History and Operating Principals

The general history of coded aperture cameras is covered well in a recent review paper. This section will describe the process by which the XTE ASM was invented and configured.

In 1976, George Ricker circulated a preprint, A Diffraction-Limited X-ray Shadow Camera. This paper was unique in its emphasis on the photometric and astrometric properties of the coded aperture approach, rather than on its imaging properties. He advocated the use of one-dimensional systems, and even anticipated Fenimore and Cannon's URA concept by advocating ``pseudorandom shift register sequences'' as mask patterns (although he did not pursue this idea in detail). This paper was never published, but it had a seminal effect at MIT.
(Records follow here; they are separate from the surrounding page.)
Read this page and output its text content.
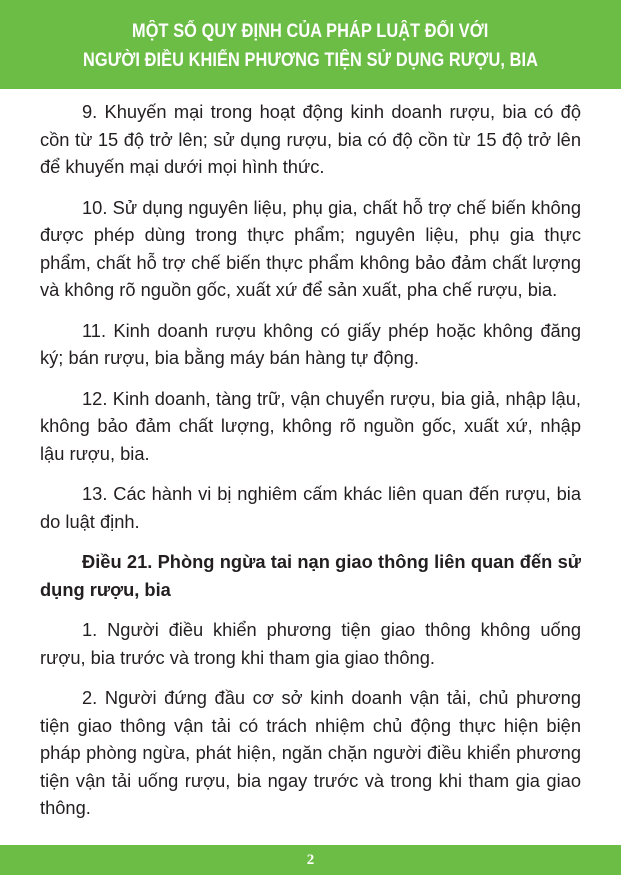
MỘT SỐ QUY ĐỊNH CỦA PHÁP LUẬT ĐỐI VỚI
NGƯỜI ĐIỀU KHIỂN PHƯƠNG TIỆN SỬ DỤNG RƯỢU, BIA

9. Khuyến mại trong hoạt động kinh doanh rượu, bia có độ cồn từ 15 độ trở lên; sử dụng rượu, bia có độ cồn từ 15 độ trở lên để khuyến mại dưới mọi hình thức.

10. Sử dụng nguyên liệu, phụ gia, chất hỗ trợ chế biến không được phép dùng trong thực phẩm; nguyên liệu, phụ gia thực phẩm, chất hỗ trợ chế biến thực phẩm không bảo đảm chất lượng và không rõ nguồn gốc, xuất xứ để sản xuất, pha chế rượu, bia.

11. Kinh doanh rượu không có giấy phép hoặc không đăng ký; bán rượu, bia bằng máy bán hàng tự động.

12. Kinh doanh, tàng trữ, vận chuyển rượu, bia giả, nhập lậu, không bảo đảm chất lượng, không rõ nguồn gốc, xuất xứ, nhập lậu rượu, bia.

13. Các hành vi bị nghiêm cấm khác liên quan đến rượu, bia do luật định.

Điều 21. Phòng ngừa tai nạn giao thông liên quan đến sử dụng rượu, bia

1. Người điều khiển phương tiện giao thông không uống rượu, bia trước và trong khi tham gia giao thông.

2. Người đứng đầu cơ sở kinh doanh vận tải, chủ phương tiện giao thông vận tải có trách nhiệm chủ động thực hiện biện pháp phòng ngừa, phát hiện, ngăn chặn người điều khiển phương tiện vận tải uống rượu, bia ngay trước và trong khi tham gia giao thông.

2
The next two years saw important developments in coded aperture imaging from the Birmingham and Los Alamos groups. Although the the design of the aperture mask was the stated subject of both these papers, the wider issues of overall imaging camera architecture were discussed. These papers made it clear to me that unambiguous imaging with these systems required not only a good mask design, but an architecture which limits the field of view, so that the number of unknowns in the image is smaller than or equal to the number of measurements (see box).

But why shouldn't the deconvolution be straightforward without special tricks? After all, deconvolution using Fourier transforms is straightforward and well behaved as long as the convolving function has no zeros in its power spectrum. The reason that the coded aperture system's deconvolution is tricky comes from the fact that while Fourier deconvolution works on cyclic functions, the image captured by the coded aperture camera is not cyclic.

But it could be! I had the idea that one might scan a one-dimensional shadow camera in its imaging direction. The shadows on the detector would move, of course, until you had scanned 360°, at which point the original shadow pattern would be restored. Thus, the sequence of shadowgrams would form a cycle, whose pattern would be the intensity of the sky along the scan cyclically convolved with the mask pattern. This is the "scanning shadow camera" (SSC) architecture.

For those interested in two dimensional imaging, I note that this idea does not work in two dimensions. The reason is topological: the 2D Fourier transform has toroidal topology, unlike the spherical topology of the sky.

These ideas were still in my mind when, in 1980, we began work on the MIT XTE proposal. It was clear to us that some sort of ``all sky monitor'' was very important to the XTE mission. We had used slat collimators as sky monitors on SAS-3, and so I initially looked at the possibility of using them on XTE. The difficulty with slats is that it is hard to make an efficient collimator with a width of <1°, yet 1° is not enough resolution to dissect the dense concentration of sources in the galactic bulge. I therefore thought of using the high resolution of the one-dimensional shadow camera to help with this region. My original idea was to combine a single SSC with a pair of collimated detectors.

I discussed this idea with Garrett Jernigan, and, after he had thought about it, he came back to me with a a different idea: eliminate the slats and use two slightly tilted one-dimensional shadow cameras. He had calculated that the shadow camera was not only better at resolving sources, but better at measuring their intensities as well. The reason is that a narrow scanning slat collimated detector is ``photon starved'': its signal to noise ratio is, for many objects of interest, dominated by the statistics of the source photons themselves. The shadow camera captures more photons, and therefore exhibits a better signal to noise ratio.